Untangling the security networks

By
Thursday, 06 October, 2005

Australian scientists have solved a problem that has had the world's safety and security industries tied up in knots - how to watch hundreds of security cameras at the same time, using them to spot trouble and track offenders.

The breakthrough in intelligent surveillance was achieved in the Cooperative Research Centre for Sensor Signal and Information Processing (CSSIP), and is now watching over Sydney's celebrated icons, the Harbour Bridge and ANZAC bridge.

Worldwide, millions of security cameras are being monitored by a comparative handful of human eyes and brains, explains the University of Adelaide's Professor Mike Brooks. If a suspicious act occurs, someone has to spot it on camera or else sort through vast reams of video or digital data to find it, and any other vision linked to it. And both spotting trouble and tracking offenders is very hard without automating the camera network, he says.

"In London, where there are over a million surveillance cameras, they say the average Londoner appears on video about 300 times a day. Sifting through all that to find an offender is a nightmare," Prof Brooks explains. CSSIP's Image Analysis Program develops automated techniques for analysing images in such varied fields as medicine, radar and security. "In security we're using computer-based methods to watch an entire network of cameras simultaneously for things like people being where they shouldn't, suspicious objects left behind, items stolen or damaged, violent or erratic behaviour, illegal traffic activity, even graffitists at work.

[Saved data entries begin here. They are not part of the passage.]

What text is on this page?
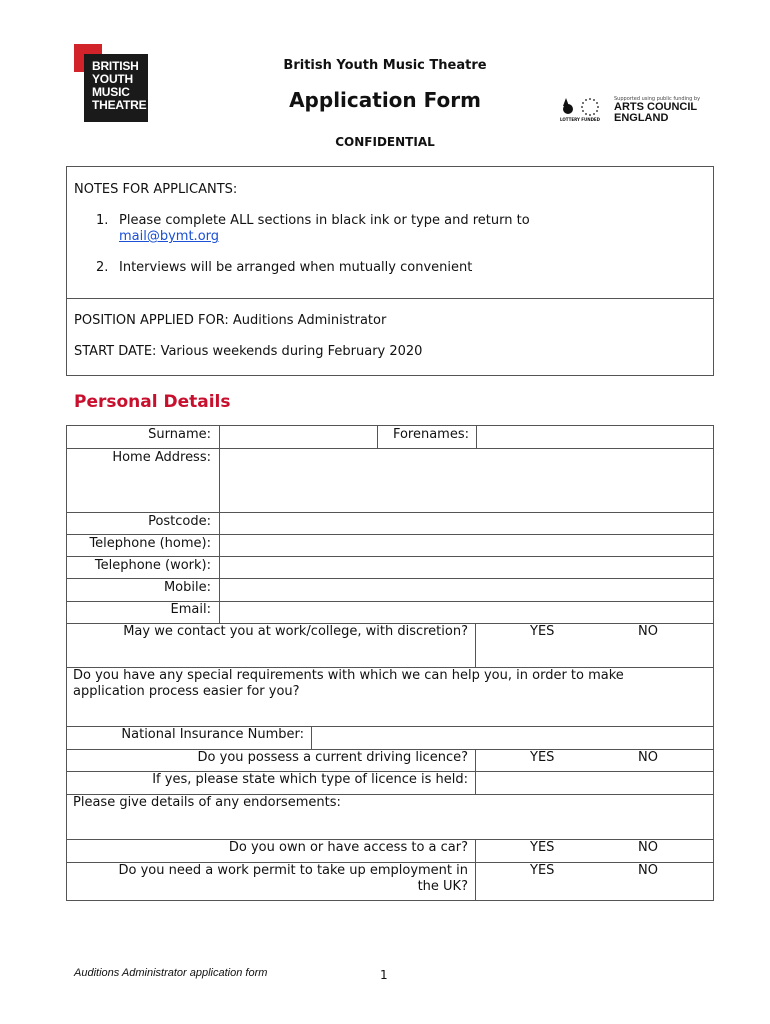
BRITISH
YOUTH
MUSIC
THEATRE
British Youth Music Theatre
Application Form
CONFIDENTIAL
LOTTERY FUNDED
Supported using public funding by
ARTS COUNCIL
ENGLAND
NOTES FOR APPLICANTS:
1. Please complete ALL sections in black ink or type and return to
mail@bymt.org
2. Interviews will be arranged when mutually convenient
POSITION APPLIED FOR: Auditions Administrator
START DATE: Various weekends during February 2020
Personal Details
Surname:	Forenames:
Home Address:
Postcode:
Telephone (home):
Telephone (work):
Mobile:
Email:
May we contact you at work/college, with discretion?	YES	NO
Do you have any special requirements with which we can help you, in order to make
application process easier for you?
National Insurance Number:
Do you possess a current driving licence?	YES	NO
If yes, please state which type of licence is held:
Please give details of any endorsements:
Do you own or have access to a car?	YES	NO
Do you need a work permit to take up employment in
the UK?
YES	NO
Auditions Administrator application form	1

"Watching a few cameras is possible for a human for a short time - but watching hundreds or thousands constantly is beyond our ability. We're training computers to look for suspicious changes in the scene they watch using some elegant mathematics." A major challenge, says Prof Brooks, is to teach cameras to work cooperatively, for example tracking a suspect through crowds, traffic and other obstacles, with a series of wide-angle cameras handing the shot from one to another, meanwhile guiding telephoto cameras to zoom in for close-ups. At the moment, no commercial security system in the world can achieve this reliably.

To do it they use a graph-based system that 'knows' where the target is in relation to nearby cameras. To achieve this remarkable feat, the entire network has to learn how to distinguish robotically between suspicious and non-suspicious behaviours and objects and then organise itself to track the suspect. The Australian approach has been the opposite of that being tried by most research groups worldwide, says Dr Rustom Kanga, CEO of Sydney-based iOmniscient Pty Ltd, which has commercialised the patented CSSIP technology. "Most people were focused on motion detection. The CSSIP approach has been to focus on non-motion. For example, you can spot a suspicious package in a crowded airport. As a result, Australia is now recognised worldwide as having the best technology." The system has won best security awards on almost every continent and in places as diverse as Britain, America, Taiwan, Denmark and Australia itself.

"The technology is being very well received all round the world, and it will make a very good export product for Australia," Dr Kanga says. "The potential market is absolutely huge, when you consider how many security cameras are now in use." CSSIP's image analysis expertise isn't just enhancing security - it will soon be saving lives. Another system is being tested to sort through millions of Pap smear images to help detect cancerous or pre-cancerous cells. If successful, the technology will be extended to screen patients for lung, bladder and oral cancers.

Another application is to help the Australian Defence Forces screen the vast amount of data generated by optical, infrared and radar systems as they keep watch over the nation's borders and skies. Under development, says Prof Brooks, is technology to improve the visual intelligence of unmanned aerial vehicles (UAVs).